Enfin, pour un autre angle de vue sur le sujet, je vous invite à lire l’article complémentaire La lutte anti-drone à Eurosatory 2022.
Je vous remercie pour cette synthèse très intéressante mais j’aimerai apporter quelques remarques à titre personnel aux informations relatives à l’arme laser HELMA-P sachant qu’elles n’ont pas été vérifiées auprès de l’entreprise qui les fabrique, CILAS, en l’occurrence.
– le coût : aborder le sujet sans donner de chiffre ni sur le système lui-même ni sur les autres systèmes me semble hasardeux. Une comparaison est faite des coûts fixes avec les rails de lancement d’un missile. C’est très réducteur car un missile a besoin d’un peu plus que deux rails pour partir. Il faut également des systèmes de contrôles, de guidage, etc. De plus un coût total doit prendre en compte le MCO, les infrastructures, le personnel pour servir l’arme, etc. Je pense que les coûts fixes d’un laser sont parfaitement raisonnables, au contraire.
– quand vous évoquez le coût du générateur électrique qui est loin d’être bas, je pense que vous ne connaissez pas votre sujet. Je vous invite à prendre contact avec moi pour corriger les informations erronées que vous possédez.
– le coût des capteurs ? lesquels ? Si c’est le radar, il est le même pour tous.
– Polyvance : comment pouvez-vous affirmer que cette arme n’est pas polyvalente ? et sur quels critères appuyez-vous votre comparaison sur la polyvalence ? En quoi un laser sur tourelleau ne peut-il pas tirer en l’air ou au sol ? Les capacités de tir n’ont-elles pas besoin systématiquement de tourelleau comme l’airbust que vous citez ? Et ces capacités de tir ne prennent-elles pas de place sur les véhicules ? Pour l’énergie électrique, comme ci-dessus, je crois que vous devez mettre à jour vos informations.
– Concernant la couverture nuageuse, la réponse à votre objection est dans votre propre texte : les munitions rôdeuses ou autres drones d’observation ne verront pas à travers les nuages non plus. Il faudrait préciser ce que signifie “situation confortable”
– Votre conclusion sur “le laser n’est pas une bonne affaire” me laisse pantois. A l’évidence vous n’avez aucune idée des prix de quelque système que ce soit. Votre affirmation est parfaitement arbitraire.

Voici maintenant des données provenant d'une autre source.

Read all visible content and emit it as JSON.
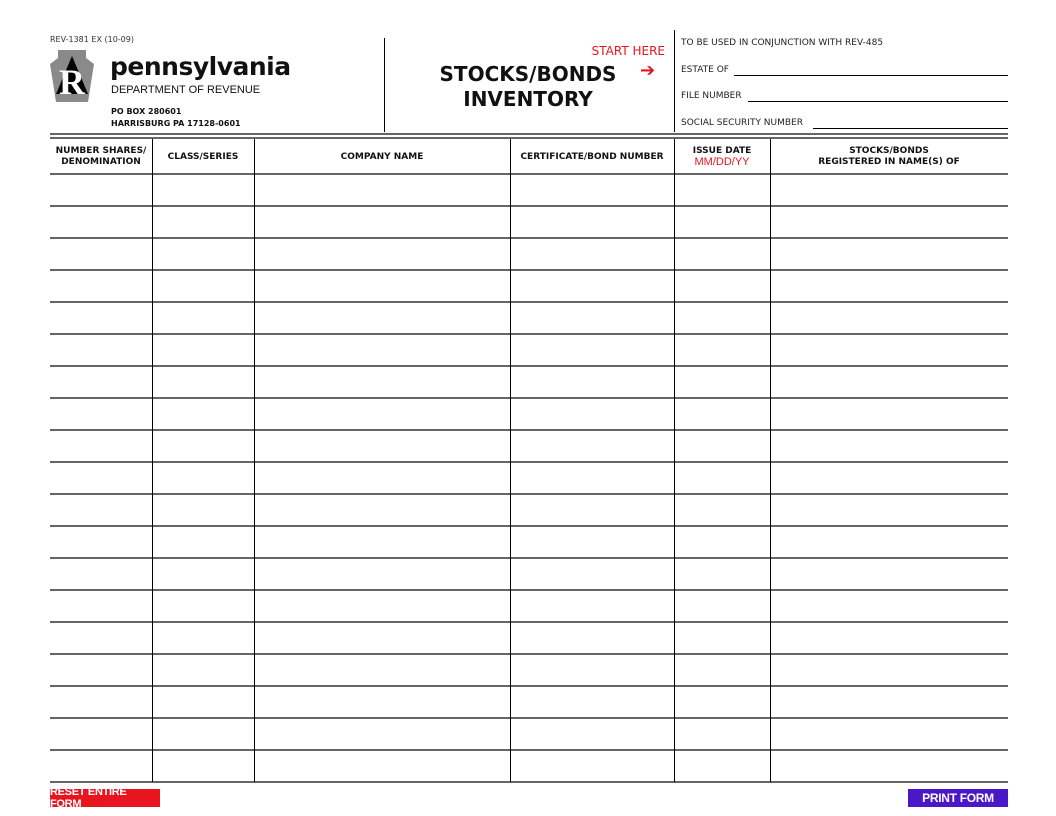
{
  "form_number": "REV-1381 EX (10-09)",
  "agency": {
    "name": "pennsylvania",
    "department": "DEPARTMENT OF REVENUE",
    "address_line1": "PO BOX 280601",
    "address_line2": "HARRISBURG PA 17128-0601",
    "logo_letter": "R"
  },
  "title": {
    "start_here": "START HERE",
    "line1": "STOCKS/BONDS",
    "line2": "INVENTORY",
    "arrow": "➔"
  },
  "fields": {
    "conjunction": "TO BE USED IN CONJUNCTION WITH REV-485",
    "estate_of": "ESTATE OF",
    "estate_value": "",
    "file_number": "FILE NUMBER",
    "file_value": "",
    "ssn": "SOCIAL SECURITY NUMBER",
    "ssn_value": ""
  },
  "table": {
    "headers": [
      {
        "line1": "NUMBER SHARES/",
        "line2": "DENOMINATION"
      },
      {
        "line1": "CLASS/SERIES",
        "line2": ""
      },
      {
        "line1": "COMPANY NAME",
        "line2": ""
      },
      {
        "line1": "CERTIFICATE/BOND NUMBER",
        "line2": ""
      },
      {
        "line1": "ISSUE DATE",
        "line2": "MM/DD/YY"
      },
      {
        "line1": "STOCKS/BONDS",
        "line2": "REGISTERED IN NAME(S) OF"
      }
    ]
  },
  "buttons": {
    "reset": "RESET ENTIRE FORM",
    "print": "PRINT FORM"
  },
  "colors": {
    "red": "#e8141e",
    "purple": "#4a18c8"
  }
}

Conclusion : votre article aurait pu relever de davantage d’objectivité. Vous manquez à l’évidence d’informations. C’est un article à charge qui en dessert la crédibilité. C’est dommage.
Je vous renouvelle donc mon invitation à prendre contact avec moi et je pourrai vous communiquer des informations qui vous aideront à faire un article plus juste sur l’arme laser.
LikeLiked by 1 person
Bonjour, merci pour votre retour. Je suis tout à fait d’accord sur le fait que le coût doit se calculer sur la capacité globale et donc inclure les capteurs et tout le reste. Concernant le coût du laser, je n’ai effectivement pas d’informations sur de la part de CILAS et donc je serai ravi d’en apprendre plus sur le sujet, je vous envoie un mail.